The Trump administration and Senate leaders reached a historic deal shortly after midnight Wednesday on a massive $2 trillion coronavirus relief package for workers and businesses.
The bipartisan breakthrough in the Senate capped days of heated negotiations that had nearly been derailed by last-minute demands from House Democrats.
“Ladies and gentleman, we are done,” White House legislative affairs director Eric Ueland announced as he left the office of Senate Majority Leader Mitch McConnell, R-Ky., near midnight. “We have a deal.”

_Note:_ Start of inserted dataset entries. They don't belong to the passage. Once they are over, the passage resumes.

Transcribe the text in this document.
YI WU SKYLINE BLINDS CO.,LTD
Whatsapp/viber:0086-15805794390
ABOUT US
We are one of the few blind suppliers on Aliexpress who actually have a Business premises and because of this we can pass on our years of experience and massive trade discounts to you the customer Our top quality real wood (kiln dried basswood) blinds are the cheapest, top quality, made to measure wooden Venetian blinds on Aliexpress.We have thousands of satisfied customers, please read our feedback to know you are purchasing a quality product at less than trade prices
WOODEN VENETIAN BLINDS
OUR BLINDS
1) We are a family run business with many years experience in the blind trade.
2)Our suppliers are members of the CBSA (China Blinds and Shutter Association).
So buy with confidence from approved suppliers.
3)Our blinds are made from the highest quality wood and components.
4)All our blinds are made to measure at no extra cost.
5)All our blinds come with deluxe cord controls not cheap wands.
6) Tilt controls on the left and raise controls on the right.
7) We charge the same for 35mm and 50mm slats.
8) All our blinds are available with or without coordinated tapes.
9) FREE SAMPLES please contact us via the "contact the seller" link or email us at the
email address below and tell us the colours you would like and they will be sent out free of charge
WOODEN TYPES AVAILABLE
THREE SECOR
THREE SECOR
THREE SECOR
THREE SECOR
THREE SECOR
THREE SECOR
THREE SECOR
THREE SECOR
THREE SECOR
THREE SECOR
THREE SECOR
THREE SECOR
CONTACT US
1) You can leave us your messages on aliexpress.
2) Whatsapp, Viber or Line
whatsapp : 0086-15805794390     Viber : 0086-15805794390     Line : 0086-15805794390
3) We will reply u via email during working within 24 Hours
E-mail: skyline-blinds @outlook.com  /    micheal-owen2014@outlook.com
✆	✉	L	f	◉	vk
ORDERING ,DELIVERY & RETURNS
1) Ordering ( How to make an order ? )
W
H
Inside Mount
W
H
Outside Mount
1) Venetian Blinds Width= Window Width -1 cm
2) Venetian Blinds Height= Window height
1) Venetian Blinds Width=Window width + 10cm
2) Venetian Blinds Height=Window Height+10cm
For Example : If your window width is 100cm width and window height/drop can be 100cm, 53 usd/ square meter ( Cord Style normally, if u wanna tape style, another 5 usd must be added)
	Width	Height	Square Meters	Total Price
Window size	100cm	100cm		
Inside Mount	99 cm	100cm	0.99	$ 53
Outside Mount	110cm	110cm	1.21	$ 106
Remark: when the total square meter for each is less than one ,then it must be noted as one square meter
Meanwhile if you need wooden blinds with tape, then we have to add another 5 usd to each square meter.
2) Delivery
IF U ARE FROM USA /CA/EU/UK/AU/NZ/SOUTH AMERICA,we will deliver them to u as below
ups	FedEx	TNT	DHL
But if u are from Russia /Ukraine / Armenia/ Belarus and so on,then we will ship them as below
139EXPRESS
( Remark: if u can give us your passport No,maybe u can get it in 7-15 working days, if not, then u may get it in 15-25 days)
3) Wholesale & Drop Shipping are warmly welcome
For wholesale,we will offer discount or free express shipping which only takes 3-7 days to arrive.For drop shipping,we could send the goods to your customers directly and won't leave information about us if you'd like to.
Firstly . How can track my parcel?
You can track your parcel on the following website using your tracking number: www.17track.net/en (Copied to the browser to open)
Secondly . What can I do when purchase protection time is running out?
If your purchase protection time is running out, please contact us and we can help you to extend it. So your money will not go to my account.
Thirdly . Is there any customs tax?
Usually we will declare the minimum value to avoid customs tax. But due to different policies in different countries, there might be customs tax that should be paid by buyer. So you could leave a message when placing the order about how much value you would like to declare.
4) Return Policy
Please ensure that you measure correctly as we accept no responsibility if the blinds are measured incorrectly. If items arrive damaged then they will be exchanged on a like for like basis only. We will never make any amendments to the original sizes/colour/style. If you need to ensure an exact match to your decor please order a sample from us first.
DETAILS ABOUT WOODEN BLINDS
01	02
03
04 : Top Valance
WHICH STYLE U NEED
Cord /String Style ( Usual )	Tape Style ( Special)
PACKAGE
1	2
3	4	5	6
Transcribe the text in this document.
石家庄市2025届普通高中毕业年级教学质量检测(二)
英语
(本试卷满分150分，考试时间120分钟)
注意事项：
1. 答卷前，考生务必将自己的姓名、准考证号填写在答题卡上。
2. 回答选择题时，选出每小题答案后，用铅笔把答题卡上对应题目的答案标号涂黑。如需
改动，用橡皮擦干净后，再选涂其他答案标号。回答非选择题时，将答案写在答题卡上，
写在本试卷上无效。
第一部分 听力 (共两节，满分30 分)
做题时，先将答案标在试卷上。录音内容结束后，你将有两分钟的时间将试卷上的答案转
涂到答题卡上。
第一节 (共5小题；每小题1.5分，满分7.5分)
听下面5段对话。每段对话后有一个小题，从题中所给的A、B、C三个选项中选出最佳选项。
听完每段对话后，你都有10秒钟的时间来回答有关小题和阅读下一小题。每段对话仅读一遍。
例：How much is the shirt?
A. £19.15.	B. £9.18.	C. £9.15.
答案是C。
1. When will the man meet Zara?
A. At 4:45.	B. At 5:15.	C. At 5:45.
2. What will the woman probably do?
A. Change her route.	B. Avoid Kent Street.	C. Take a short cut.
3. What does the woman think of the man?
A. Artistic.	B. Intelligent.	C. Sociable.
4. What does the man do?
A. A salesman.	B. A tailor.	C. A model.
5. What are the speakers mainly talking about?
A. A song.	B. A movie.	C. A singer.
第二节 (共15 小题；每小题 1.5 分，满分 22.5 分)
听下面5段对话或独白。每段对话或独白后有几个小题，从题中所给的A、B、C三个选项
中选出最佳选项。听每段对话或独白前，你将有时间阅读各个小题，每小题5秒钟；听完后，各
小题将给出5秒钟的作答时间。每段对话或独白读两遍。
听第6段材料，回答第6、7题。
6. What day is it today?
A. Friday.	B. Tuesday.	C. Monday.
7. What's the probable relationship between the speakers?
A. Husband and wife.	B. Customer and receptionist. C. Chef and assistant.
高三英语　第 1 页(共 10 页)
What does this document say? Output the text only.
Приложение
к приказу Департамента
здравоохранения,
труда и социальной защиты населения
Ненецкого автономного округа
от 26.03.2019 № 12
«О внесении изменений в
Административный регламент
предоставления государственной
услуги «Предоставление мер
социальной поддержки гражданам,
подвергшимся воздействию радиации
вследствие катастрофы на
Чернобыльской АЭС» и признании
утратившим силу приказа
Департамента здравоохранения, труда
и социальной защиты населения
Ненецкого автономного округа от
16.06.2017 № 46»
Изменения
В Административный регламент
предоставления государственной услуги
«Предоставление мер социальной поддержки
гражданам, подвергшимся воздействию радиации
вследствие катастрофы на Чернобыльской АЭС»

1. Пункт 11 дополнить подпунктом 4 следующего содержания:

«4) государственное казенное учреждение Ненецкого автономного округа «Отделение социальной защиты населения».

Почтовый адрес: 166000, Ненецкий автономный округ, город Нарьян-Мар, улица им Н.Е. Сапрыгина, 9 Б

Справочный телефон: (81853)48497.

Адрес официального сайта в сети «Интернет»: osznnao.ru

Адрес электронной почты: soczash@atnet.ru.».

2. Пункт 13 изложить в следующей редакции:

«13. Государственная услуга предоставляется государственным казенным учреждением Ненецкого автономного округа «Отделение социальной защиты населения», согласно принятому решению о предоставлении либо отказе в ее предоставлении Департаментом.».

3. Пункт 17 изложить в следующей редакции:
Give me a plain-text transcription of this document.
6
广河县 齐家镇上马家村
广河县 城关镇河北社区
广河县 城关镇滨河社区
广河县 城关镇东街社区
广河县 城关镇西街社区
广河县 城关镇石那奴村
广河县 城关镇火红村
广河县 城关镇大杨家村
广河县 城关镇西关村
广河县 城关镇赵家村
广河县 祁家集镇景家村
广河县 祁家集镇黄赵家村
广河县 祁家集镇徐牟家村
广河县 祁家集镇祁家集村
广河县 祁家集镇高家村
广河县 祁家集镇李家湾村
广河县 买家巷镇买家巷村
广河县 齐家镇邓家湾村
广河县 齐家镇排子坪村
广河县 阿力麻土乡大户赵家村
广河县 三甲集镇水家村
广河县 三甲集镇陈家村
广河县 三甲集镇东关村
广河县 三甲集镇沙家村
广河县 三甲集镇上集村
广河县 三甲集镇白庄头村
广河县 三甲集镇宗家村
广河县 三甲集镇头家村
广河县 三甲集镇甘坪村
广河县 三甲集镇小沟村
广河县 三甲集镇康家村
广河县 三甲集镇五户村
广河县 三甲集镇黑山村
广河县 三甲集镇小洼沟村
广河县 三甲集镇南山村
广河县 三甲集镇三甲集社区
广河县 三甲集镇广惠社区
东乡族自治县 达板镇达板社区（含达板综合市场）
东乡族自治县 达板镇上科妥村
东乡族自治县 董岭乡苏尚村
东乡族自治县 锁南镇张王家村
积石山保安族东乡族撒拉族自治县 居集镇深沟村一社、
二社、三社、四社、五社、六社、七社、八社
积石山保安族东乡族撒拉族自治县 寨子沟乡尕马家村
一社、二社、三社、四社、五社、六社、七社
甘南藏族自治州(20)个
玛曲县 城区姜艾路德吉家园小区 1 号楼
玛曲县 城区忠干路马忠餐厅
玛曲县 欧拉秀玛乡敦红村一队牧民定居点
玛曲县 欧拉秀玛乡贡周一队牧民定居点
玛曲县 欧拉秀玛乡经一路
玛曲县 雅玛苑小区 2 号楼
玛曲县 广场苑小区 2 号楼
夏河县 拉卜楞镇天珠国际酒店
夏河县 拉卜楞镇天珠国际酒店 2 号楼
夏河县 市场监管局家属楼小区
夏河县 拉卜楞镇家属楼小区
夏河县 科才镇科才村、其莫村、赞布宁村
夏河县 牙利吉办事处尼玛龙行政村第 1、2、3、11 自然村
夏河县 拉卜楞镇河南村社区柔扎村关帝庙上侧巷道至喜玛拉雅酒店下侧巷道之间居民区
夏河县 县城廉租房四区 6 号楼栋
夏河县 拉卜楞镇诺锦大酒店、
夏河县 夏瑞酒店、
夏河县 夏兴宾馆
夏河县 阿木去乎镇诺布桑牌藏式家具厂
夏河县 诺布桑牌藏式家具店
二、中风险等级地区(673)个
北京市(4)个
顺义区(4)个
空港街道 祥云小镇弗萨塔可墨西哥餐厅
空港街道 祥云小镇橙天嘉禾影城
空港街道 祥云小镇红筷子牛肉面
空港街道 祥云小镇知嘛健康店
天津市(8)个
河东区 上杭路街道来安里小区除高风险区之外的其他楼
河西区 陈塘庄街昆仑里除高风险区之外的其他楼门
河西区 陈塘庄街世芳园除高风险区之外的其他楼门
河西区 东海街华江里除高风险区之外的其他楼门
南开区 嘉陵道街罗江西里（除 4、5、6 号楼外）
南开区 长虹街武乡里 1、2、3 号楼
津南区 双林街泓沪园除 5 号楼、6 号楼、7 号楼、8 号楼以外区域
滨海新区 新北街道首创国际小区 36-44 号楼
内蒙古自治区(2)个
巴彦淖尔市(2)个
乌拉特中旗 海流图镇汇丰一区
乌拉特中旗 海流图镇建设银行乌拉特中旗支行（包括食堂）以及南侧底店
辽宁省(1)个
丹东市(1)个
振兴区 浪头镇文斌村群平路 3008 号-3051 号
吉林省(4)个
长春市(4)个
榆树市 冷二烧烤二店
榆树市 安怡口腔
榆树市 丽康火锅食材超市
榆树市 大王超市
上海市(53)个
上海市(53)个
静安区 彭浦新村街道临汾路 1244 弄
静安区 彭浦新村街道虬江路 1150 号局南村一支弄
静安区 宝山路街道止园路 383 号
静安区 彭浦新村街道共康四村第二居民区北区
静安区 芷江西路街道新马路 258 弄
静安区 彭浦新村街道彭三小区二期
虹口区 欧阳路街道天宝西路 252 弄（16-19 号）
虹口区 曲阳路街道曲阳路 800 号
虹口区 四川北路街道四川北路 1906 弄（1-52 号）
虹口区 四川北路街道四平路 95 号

Ueland told reporters that “much of the work on the bill’s text has been completed, and I’m hopeful over the next few hours we’ll finish what’s left and we will circulate it early in the morning.”
Senate Minority Leader Chuck Schumer, D-N.Y., said the bill amounts to “unemployment compensation on steroids,” and that every American who is laid off will have their missed salary remunerated. That provision will enable companies to stay afloat and immediately bring back those employees when things are safe, Schumer said.
Despite the historic stimulus which will help millions of Americans, support for the bill in the House of Representatives remained uncertain as one member openly criticized the plan.
The unprecedented economic rescue package would give direct payments to most Americans, expand unemployment benefits and provide a $367 billion program for small businesses to keep making payroll while workers are forced to stay home.
The measure will provide $1,200 in direct cash payments to individuals and an average of $3,000 for families. It expands unemployment insurance, raising the payment by $600 and providing coverage for four months.
One of the last issues to close concerned $500 billion for guaranteed, subsidized loans to larger industries, including a fight over how generous to be with the airlines, given that Democrats wanted them to abide by new carbon emissions restrictions. Hospitals would get significant help as well.
Senate Minority Leader Chuck Schumer touted the gains his party achieved by holding out on the agreement for days.
“Our unity gave us important strength and leverage in negotiations,” the New York Democrat said.
According to Senate Majority Leader Mitch McConnell, the Senate will vote “later today” on the measure, McConnell said. The House is hoping to voice-vote the bill, but that requires every lawmaker to agree to skip a roll call vote and debate.
In a letter to his colleagues, Schumer remarked, “Democrats are ready to give our unanimous consent to speed up the consideration of the bill and get the job done.” That means that if there are no objections from Republicans, the Senate could clear the bill without a formal roll call vote. Parliamentary, that is the fastest way to move something on the floor.
McConnell said the Senate will meet at noon on Wednesday, but did not set a time for a vote. By rule, the procedural vote to begin debate on the coronavirus package would happen at 1 p.m. ET, unless the Senate scraps that vote.